В спину Власу смотрели и «верхние».
В глубокой задумчивости поднимаясь обратно к себе, категорически решила в сад вечером не ходить. Дверь из Тасиной комнаты отворена, слышно, как шелестят страницы. Канарейки притихли, не к грозе ли?
– Огонёчек, посиди со мной. Я уже не читаю.
Агния уселась на диван рядом с Тасей, положила на плечо ей голову.
– Какая ты нездешняя нынче… Неужто так боишься первого дня?
– Погадай мне, Тасечка, на «Капитанской дочке». Страница шестнадцать, строка шестнадцать.
Тася перелистнула.
– «Я ничего не мог отвечать. Люди нас окружали. Я не хотел при них предаваться чувствам, которые меня волновали. Наконец она уехала».
– Ну и что? Как это положить на моё? Как рассудить?
Тася улыбнулась, хитро сощурившись, приглашая к откровенному разговору.
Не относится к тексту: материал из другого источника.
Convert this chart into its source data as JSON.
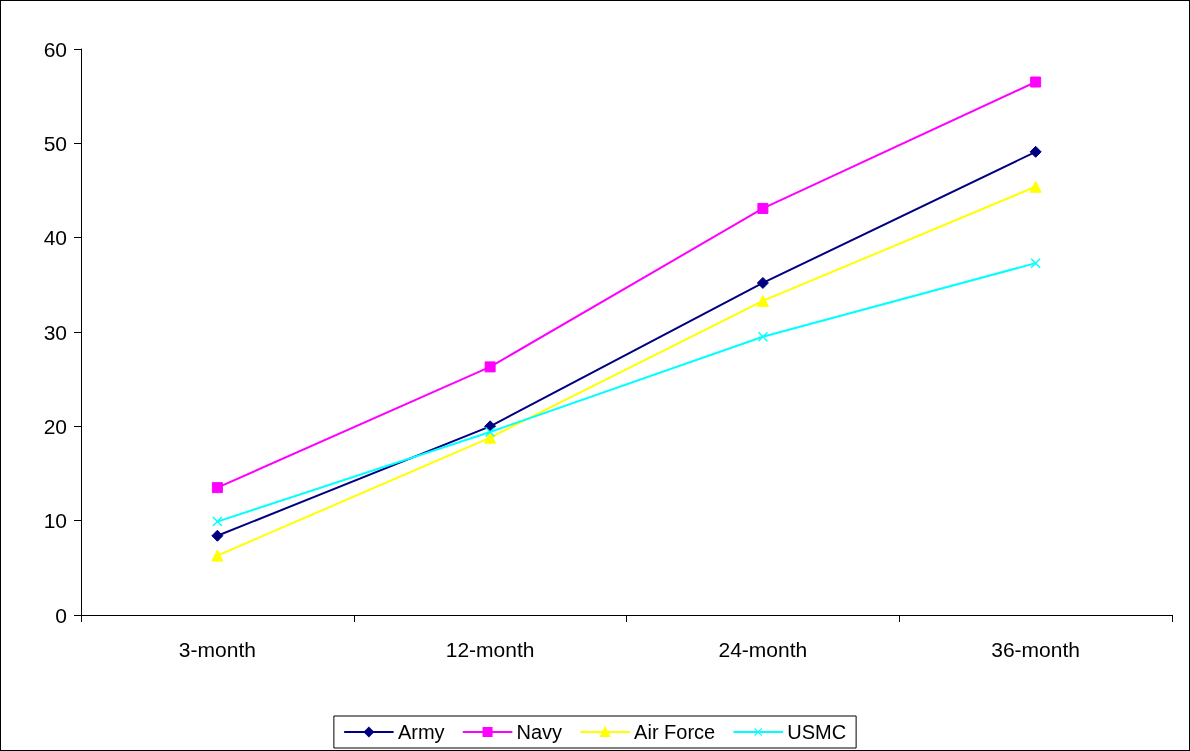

– Кто тот, что не хотел предаваться чувствам при всех?
Долго не думая, Огонёк ответила:
– Гринёв.
В тот момент обе услыхали обеспокоенный, сбивчивый шаг. В комнату спешно вошёл Ртищев. Агния аж губу закусила – каково? Сперва дурацкая записка, теперь один без лакея наверх? Без приглашения? Выпрямилась, оторвавшись от спинки дивана и готовясь выговорить за неуместность. Из-за её спины выглядывало остренькое личико Таси Голофтеевой, тоже пребывающей в недоумении от явления секретаря.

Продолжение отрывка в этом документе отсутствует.